Ty Theurer has been accused of sexually harassing a student. The story first appeared in the Kansas Reflector, in which a father of a small-town, southwest Kansas high school junior reported his daughter was the victim of sexual harassment and unwanted touching by her South Central High School golf coach.
The school district voted to place Theurer on administrative paid leave. According to the Reflector, the school board didn’t discuss publicly the reason for taking action against Theurer at this time. There was no board disclosure about who would temporarily lead the district or for how long.
The board adopted a vague motion to proceed with “next steps,” which the board president said had been discussed in an executive session. None of that information was shared with the audience, according to the Reflector report.
More than 100 residents of the rural southwest Kansas school district — including some displaying raw, intense emotion — descended on the high school Wednesday night to demand ouster or suspension of Theurer. He is accused of, while serving as golf coach, advising a female student to hold clubs like she were gripping a penis. The girl had also complained of unwanted touching by Theurer.
“How in the world did we get here?” said Zach Ellis, a county commissioner who has children in the district. “Does this board not have a responsibility to the kids of this district to do the right thing? Kids don’t feel safe in this building. You have created a hostile and toxic learning environment as well as a toxic working environment.”
School board president Kelly Herd, who became aware of the student’s harassment complaint four months ago, had resisted punishment of Theurer beyond the warning placed in his personnel file. She had told fellow board members no additional sanction was necessary in response to the allegations.
Theurer signed a summary of the student’s complaint months ago, which was viewed by the student’s parents as an admission of guilt.

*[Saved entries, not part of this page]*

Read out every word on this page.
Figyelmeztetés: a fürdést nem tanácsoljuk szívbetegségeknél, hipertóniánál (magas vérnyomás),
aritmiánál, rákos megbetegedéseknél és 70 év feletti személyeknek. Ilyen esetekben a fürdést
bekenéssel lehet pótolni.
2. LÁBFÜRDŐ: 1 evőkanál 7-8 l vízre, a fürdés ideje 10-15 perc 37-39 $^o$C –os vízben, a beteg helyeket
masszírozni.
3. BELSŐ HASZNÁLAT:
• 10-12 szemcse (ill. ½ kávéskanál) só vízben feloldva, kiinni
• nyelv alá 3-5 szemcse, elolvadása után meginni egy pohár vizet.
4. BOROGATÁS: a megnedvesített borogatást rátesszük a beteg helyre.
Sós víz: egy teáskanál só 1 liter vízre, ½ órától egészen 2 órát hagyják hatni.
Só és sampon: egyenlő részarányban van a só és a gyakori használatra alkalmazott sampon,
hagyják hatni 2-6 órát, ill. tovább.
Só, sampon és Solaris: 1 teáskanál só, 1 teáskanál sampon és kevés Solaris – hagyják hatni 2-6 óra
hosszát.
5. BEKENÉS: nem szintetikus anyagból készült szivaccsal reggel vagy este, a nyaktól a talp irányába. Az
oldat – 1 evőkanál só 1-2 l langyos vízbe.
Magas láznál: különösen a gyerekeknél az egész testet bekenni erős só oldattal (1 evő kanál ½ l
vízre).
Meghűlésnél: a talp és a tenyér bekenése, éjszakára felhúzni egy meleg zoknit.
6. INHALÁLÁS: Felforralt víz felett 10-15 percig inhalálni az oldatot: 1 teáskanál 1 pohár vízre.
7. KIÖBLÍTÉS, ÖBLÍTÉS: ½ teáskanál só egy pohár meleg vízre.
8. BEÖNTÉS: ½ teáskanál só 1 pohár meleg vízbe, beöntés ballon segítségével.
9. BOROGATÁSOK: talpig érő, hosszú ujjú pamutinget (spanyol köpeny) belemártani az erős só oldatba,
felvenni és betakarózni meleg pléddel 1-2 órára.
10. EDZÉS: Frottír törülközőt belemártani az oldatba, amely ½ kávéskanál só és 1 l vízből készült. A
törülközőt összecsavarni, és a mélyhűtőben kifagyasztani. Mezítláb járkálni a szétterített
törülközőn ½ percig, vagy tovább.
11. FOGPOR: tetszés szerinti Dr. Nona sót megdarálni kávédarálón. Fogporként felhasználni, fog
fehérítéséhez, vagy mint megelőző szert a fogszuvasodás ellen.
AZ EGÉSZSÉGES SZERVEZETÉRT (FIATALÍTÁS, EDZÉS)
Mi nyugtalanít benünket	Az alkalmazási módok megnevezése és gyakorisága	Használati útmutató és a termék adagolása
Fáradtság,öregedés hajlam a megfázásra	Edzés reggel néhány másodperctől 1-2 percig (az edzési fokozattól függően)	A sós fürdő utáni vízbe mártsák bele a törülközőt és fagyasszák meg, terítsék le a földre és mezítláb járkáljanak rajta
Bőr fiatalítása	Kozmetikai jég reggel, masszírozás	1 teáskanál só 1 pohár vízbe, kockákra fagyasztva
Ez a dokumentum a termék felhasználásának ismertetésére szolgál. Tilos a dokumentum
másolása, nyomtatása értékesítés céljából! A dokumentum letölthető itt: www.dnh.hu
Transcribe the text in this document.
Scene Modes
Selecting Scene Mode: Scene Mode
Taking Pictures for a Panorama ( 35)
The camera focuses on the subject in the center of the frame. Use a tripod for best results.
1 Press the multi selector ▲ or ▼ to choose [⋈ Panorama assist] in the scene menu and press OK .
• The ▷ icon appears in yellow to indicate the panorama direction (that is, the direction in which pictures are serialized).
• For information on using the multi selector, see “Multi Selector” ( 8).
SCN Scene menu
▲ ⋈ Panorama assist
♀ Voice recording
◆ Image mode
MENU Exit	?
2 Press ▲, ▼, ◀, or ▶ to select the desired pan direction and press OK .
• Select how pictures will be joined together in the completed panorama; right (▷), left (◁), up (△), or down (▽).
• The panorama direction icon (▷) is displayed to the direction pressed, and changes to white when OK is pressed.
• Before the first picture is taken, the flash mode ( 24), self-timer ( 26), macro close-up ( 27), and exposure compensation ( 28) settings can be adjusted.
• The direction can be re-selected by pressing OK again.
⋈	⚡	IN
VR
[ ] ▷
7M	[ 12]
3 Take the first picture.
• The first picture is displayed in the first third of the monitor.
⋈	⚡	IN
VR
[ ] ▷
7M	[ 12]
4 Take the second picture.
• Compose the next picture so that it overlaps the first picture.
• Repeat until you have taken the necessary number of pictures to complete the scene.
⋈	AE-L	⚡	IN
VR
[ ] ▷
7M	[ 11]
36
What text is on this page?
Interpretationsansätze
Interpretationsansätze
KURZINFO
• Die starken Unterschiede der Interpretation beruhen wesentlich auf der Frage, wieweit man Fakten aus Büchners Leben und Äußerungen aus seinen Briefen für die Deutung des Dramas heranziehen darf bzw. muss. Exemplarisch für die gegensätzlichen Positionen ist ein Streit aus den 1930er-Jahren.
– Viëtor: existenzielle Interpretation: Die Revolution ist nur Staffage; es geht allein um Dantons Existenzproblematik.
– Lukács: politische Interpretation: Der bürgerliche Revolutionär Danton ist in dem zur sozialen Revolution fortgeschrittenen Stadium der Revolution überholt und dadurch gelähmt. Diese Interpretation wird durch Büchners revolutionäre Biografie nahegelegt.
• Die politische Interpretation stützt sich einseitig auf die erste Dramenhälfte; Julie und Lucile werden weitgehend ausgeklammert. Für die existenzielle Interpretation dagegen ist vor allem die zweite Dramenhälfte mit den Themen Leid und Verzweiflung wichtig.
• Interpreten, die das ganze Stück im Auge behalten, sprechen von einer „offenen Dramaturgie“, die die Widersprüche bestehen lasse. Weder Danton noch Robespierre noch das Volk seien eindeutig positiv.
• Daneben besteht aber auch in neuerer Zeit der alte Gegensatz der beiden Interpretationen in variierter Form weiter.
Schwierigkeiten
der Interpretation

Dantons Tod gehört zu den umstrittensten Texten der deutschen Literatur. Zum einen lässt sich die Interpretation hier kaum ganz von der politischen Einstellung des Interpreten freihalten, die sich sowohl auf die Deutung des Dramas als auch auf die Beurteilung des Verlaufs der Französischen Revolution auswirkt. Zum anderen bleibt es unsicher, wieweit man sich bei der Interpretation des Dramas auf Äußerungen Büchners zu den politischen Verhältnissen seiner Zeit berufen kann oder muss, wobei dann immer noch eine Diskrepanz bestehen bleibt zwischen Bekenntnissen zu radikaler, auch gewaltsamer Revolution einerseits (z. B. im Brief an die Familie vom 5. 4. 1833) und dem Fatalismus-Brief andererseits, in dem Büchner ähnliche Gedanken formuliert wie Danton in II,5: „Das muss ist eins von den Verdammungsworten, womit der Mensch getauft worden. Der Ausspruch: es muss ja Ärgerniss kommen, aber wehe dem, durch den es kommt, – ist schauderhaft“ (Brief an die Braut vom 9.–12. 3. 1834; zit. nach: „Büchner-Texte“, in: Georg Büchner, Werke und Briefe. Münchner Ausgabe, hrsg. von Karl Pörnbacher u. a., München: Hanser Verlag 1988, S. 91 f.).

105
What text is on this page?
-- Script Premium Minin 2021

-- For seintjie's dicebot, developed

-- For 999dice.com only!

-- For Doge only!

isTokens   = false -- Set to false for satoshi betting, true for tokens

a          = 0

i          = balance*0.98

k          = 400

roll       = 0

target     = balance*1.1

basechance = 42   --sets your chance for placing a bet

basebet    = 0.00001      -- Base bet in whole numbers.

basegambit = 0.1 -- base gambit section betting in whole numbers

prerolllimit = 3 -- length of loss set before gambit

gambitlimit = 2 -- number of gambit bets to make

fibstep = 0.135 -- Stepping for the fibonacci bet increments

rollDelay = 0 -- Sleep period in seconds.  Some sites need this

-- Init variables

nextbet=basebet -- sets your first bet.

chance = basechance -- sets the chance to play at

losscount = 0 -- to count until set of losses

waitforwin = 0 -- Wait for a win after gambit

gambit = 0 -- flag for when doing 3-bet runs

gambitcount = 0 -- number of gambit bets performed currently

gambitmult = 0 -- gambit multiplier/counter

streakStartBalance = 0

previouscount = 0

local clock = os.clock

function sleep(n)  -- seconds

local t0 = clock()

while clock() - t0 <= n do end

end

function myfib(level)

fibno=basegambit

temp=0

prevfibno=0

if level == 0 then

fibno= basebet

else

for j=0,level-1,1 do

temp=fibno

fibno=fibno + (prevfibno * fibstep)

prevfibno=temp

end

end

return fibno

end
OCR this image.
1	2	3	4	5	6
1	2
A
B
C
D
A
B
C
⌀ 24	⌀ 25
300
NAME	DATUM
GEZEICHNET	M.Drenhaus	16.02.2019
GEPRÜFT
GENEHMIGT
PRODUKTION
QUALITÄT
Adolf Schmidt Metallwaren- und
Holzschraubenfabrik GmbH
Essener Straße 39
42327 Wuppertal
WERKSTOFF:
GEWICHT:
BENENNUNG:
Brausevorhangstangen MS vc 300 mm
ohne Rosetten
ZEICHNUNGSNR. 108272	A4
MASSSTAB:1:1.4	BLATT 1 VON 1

Herd also sent emails to other board members saying Theurer “did not deny nor make excuses” and “has been written up.”
In front of an unusually large crowd, the seven-member board moved in and out of executive session several times before Herd sought a motion to relieve Theurer of administrative duties in the 300-student district. According to the Reflector, he wasn’t at work on Wednesday and didn’t attend the school board meeting after the Kansas Reflector article was published on Tuesday detailing allegations against the superintendent and the school board’s tepid response.